16) Feedback from the facilitators and class-teachers

  • Raises the profile of fathers in the school. Gives children positive role models of men; shows them that fathers can be an important part of their school lives and that fathers are connected to the school.
  • Fathers can talk to teachers more confidently. The fathers take much pride in local publicity about the group e.g. photos in the LEA newsletter. The sessions validate the fathers’ role and existing skills.
  • Some activities and visits are repeated by the fathers with their family outside of the group. The fathers learn about local learning resources and become more confident visiting e.g. local museums.
  • One father has gone onto a borough-run parenting course at a local community centre.
  • Children are learning new skills, and also all the activities are designed to promote their language and numeracy development. However, one of the facilitators has observed that it is difficult to assess improvement in reading and writing specifically as an outcome of the group.
  • Observed impact (by class-teacher) on children’s behaviour in classroom, for example one child much happier in school and with calmer behaviour since her fathers has been attending this group. Children have much pride when their father visits the school, and this leads to greater confidence.
  • Observed impact (by class-teacher) on child’s motivation to learn in classroom.

17) Measured outcomes/ Research evaluation (fathers, children, other participants, home-school links)

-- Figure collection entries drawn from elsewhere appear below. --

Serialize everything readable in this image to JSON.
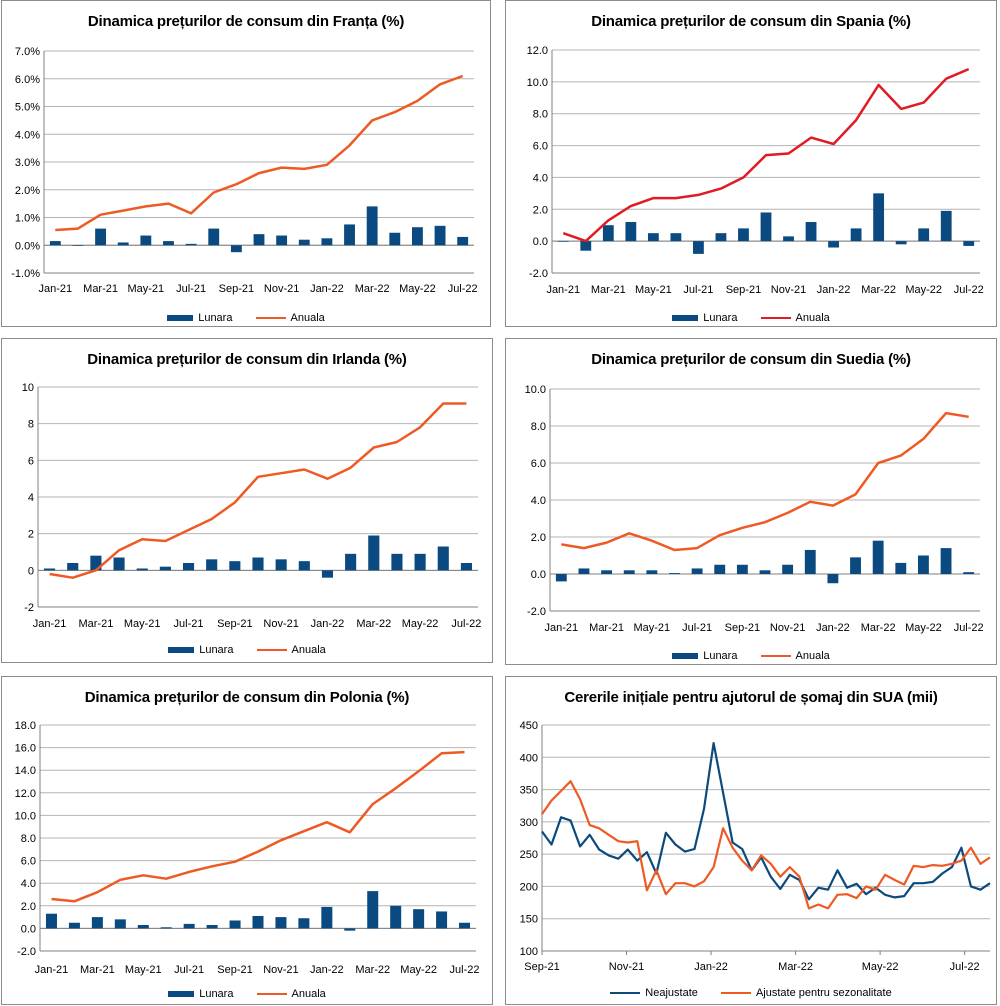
{
  "colors": {
    "bar": "#0b4a80",
    "orange": "#ee5a24",
    "red": "#e01b24",
    "navy": "#0c4a7c",
    "grid": "#b4b4b4",
    "axis": "#808080"
  },
  "chart_data": [
    {
      "id": "france",
      "type": "bar+line",
      "title": "Dinamica prețurilor de consum din Franța (%)",
      "ylim": [
        -1,
        7
      ],
      "ystep": 1,
      "ytick_format": "pct1",
      "xticks": [
        "Jan-21",
        "Mar-21",
        "May-21",
        "Jul-21",
        "Sep-21",
        "Nov-21",
        "Jan-22",
        "Mar-22",
        "May-22",
        "Jul-22"
      ],
      "legend": [
        "Lunara",
        "Anuala"
      ],
      "line_color_key": "orange",
      "series": [
        {
          "name": "Lunara",
          "kind": "bar",
          "values": [
            0.15,
            0.0,
            0.6,
            0.1,
            0.35,
            0.15,
            0.05,
            0.6,
            -0.25,
            0.4,
            0.35,
            0.2,
            0.25,
            0.75,
            1.4,
            0.45,
            0.65,
            0.7,
            0.3
          ]
        },
        {
          "name": "Anuala",
          "kind": "line",
          "values": [
            0.55,
            0.6,
            1.1,
            1.25,
            1.4,
            1.5,
            1.15,
            1.9,
            2.2,
            2.6,
            2.8,
            2.75,
            2.9,
            3.6,
            4.5,
            4.8,
            5.2,
            5.8,
            6.1
          ]
        }
      ]
    },
    {
      "id": "spain",
      "type": "bar+line",
      "title": "Dinamica prețurilor de consum din Spania (%)",
      "ylim": [
        -2,
        12
      ],
      "ystep": 2,
      "ytick_format": "dec1",
      "xticks": [
        "Jan-21",
        "Mar-21",
        "May-21",
        "Jul-21",
        "Sep-21",
        "Nov-21",
        "Jan-22",
        "Mar-22",
        "May-22",
        "Jul-22"
      ],
      "legend": [
        "Lunara",
        "Anuala"
      ],
      "line_color_key": "red",
      "series": [
        {
          "name": "Lunara",
          "kind": "bar",
          "values": [
            0.0,
            -0.6,
            1.0,
            1.2,
            0.5,
            0.5,
            -0.8,
            0.5,
            0.8,
            1.8,
            0.3,
            1.2,
            -0.4,
            0.8,
            3.0,
            -0.2,
            0.8,
            1.9,
            -0.3
          ]
        },
        {
          "name": "Anuala",
          "kind": "line",
          "values": [
            0.5,
            0.0,
            1.3,
            2.2,
            2.7,
            2.7,
            2.9,
            3.3,
            4.0,
            5.4,
            5.5,
            6.5,
            6.1,
            7.6,
            9.8,
            8.3,
            8.7,
            10.2,
            10.8
          ]
        }
      ]
    },
    {
      "id": "ireland",
      "type": "bar+line",
      "title": "Dinamica prețurilor de consum din Irlanda (%)",
      "ylim": [
        -2,
        10
      ],
      "ystep": 2,
      "ytick_format": "int",
      "xticks": [
        "Jan-21",
        "Mar-21",
        "May-21",
        "Jul-21",
        "Sep-21",
        "Nov-21",
        "Jan-22",
        "Mar-22",
        "May-22",
        "Jul-22"
      ],
      "legend": [
        "Lunara",
        "Anuala"
      ],
      "line_color_key": "orange",
      "series": [
        {
          "name": "Lunara",
          "kind": "bar",
          "values": [
            0.1,
            0.4,
            0.8,
            0.7,
            0.1,
            0.2,
            0.4,
            0.6,
            0.5,
            0.7,
            0.6,
            0.5,
            -0.4,
            0.9,
            1.9,
            0.9,
            0.9,
            1.3,
            0.4
          ]
        },
        {
          "name": "Anuala",
          "kind": "line",
          "values": [
            -0.2,
            -0.4,
            0.0,
            1.1,
            1.7,
            1.6,
            2.2,
            2.8,
            3.7,
            5.1,
            5.3,
            5.5,
            5.0,
            5.6,
            6.7,
            7.0,
            7.8,
            9.1,
            9.1
          ]
        }
      ]
    },
    {
      "id": "sweden",
      "type": "bar+line",
      "title": "Dinamica prețurilor de consum din Suedia (%)",
      "ylim": [
        -2,
        10
      ],
      "ystep": 2,
      "ytick_format": "dec1",
      "xticks": [
        "Jan-21",
        "Mar-21",
        "May-21",
        "Jul-21",
        "Sep-21",
        "Nov-21",
        "Jan-22",
        "Mar-22",
        "May-22",
        "Jul-22"
      ],
      "legend": [
        "Lunara",
        "Anuala"
      ],
      "line_color_key": "orange",
      "series": [
        {
          "name": "Lunara",
          "kind": "bar",
          "values": [
            -0.4,
            0.3,
            0.2,
            0.2,
            0.2,
            0.05,
            0.3,
            0.5,
            0.5,
            0.2,
            0.5,
            1.3,
            -0.5,
            0.9,
            1.8,
            0.6,
            1.0,
            1.4,
            0.1
          ]
        },
        {
          "name": "Anuala",
          "kind": "line",
          "values": [
            1.6,
            1.4,
            1.7,
            2.2,
            1.8,
            1.3,
            1.4,
            2.1,
            2.5,
            2.8,
            3.3,
            3.9,
            3.7,
            4.3,
            6.0,
            6.4,
            7.3,
            8.7,
            8.5
          ]
        }
      ]
    },
    {
      "id": "poland",
      "type": "bar+line",
      "title": "Dinamica prețurilor de consum din Polonia (%)",
      "ylim": [
        -2,
        18
      ],
      "ystep": 2,
      "ytick_format": "dec1",
      "xticks": [
        "Jan-21",
        "Mar-21",
        "May-21",
        "Jul-21",
        "Sep-21",
        "Nov-21",
        "Jan-22",
        "Mar-22",
        "May-22",
        "Jul-22"
      ],
      "legend": [
        "Lunara",
        "Anuala"
      ],
      "line_color_key": "orange",
      "series": [
        {
          "name": "Lunara",
          "kind": "bar",
          "values": [
            1.3,
            0.5,
            1.0,
            0.8,
            0.3,
            0.1,
            0.4,
            0.3,
            0.7,
            1.1,
            1.0,
            0.9,
            1.9,
            -0.2,
            3.3,
            2.0,
            1.7,
            1.5,
            0.5
          ]
        },
        {
          "name": "Anuala",
          "kind": "line",
          "values": [
            2.6,
            2.4,
            3.2,
            4.3,
            4.7,
            4.4,
            5.0,
            5.5,
            5.9,
            6.8,
            7.8,
            8.6,
            9.4,
            8.5,
            11.0,
            12.4,
            13.9,
            15.5,
            15.6
          ]
        }
      ]
    },
    {
      "id": "us_claims",
      "type": "line",
      "title": "Cererile inițiale pentru ajutorul de șomaj din SUA (mii)",
      "ylim": [
        100,
        450
      ],
      "ystep": 50,
      "ytick_format": "int",
      "xticks": [
        "Sep-21",
        "Nov-21",
        "Jan-22",
        "Mar-22",
        "May-22",
        "Jul-22"
      ],
      "legend": [
        "Neajustate",
        "Ajustate pentru sezonalitate"
      ],
      "series": [
        {
          "name": "Neajustate",
          "kind": "line",
          "color_key": "navy",
          "values": [
            285,
            265,
            307,
            302,
            262,
            280,
            257,
            248,
            243,
            257,
            240,
            253,
            220,
            283,
            265,
            254,
            258,
            320,
            422,
            345,
            268,
            258,
            225,
            245,
            215,
            196,
            218,
            210,
            180,
            198,
            195,
            225,
            198,
            204,
            188,
            198,
            187,
            183,
            185,
            205,
            205,
            207,
            220,
            230,
            260,
            200,
            195,
            205
          ]
        },
        {
          "name": "Ajustate pentru sezonalitate",
          "kind": "line",
          "color_key": "orange",
          "values": [
            312,
            333,
            348,
            363,
            335,
            295,
            290,
            280,
            270,
            268,
            270,
            194,
            225,
            188,
            205,
            205,
            200,
            208,
            230,
            290,
            260,
            240,
            225,
            248,
            235,
            215,
            230,
            215,
            166,
            172,
            166,
            187,
            188,
            182,
            200,
            195,
            218,
            210,
            203,
            232,
            230,
            233,
            232,
            235,
            240,
            260,
            235,
            245
          ]
        }
      ]
    }
  ]
}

No external or formal evaluation.

18) What has been important in engaging fathers
• Staff who are flexible and open to ideas. Important characteristics of the facilitators are experience, sensitivity, much planning, groupwork skills and effort/ persistence. Skills are more important than gender. Having female facilitators working with observant Muslim fathers has not been an issue.
• Having an ongoing dialogue with the fathers. Awareness of fathers’ issues and of cultural issues in parenting. Being respectful of others’ traditions and values (e.g. gendered norms).
• Both the school/ head-teacher/ class teachers and the LEA view parental involvement in children’s education as a priority.
• Giving the fathers status and recognition for attending.
• Giving the fathers an opportunity to learn new skills e.g. IT.
• Building 1:1 relationships with the fathers and knowing about their individual circumstances. Recruiting through subtle persuasion.
• Taking religious festivals into account when planning sessions and activities.
• The most successful activities have been visits and practical activities- having fun!

19) What was challenging in engaging fathers
Too much focus on talking during sessions isn’t so successful.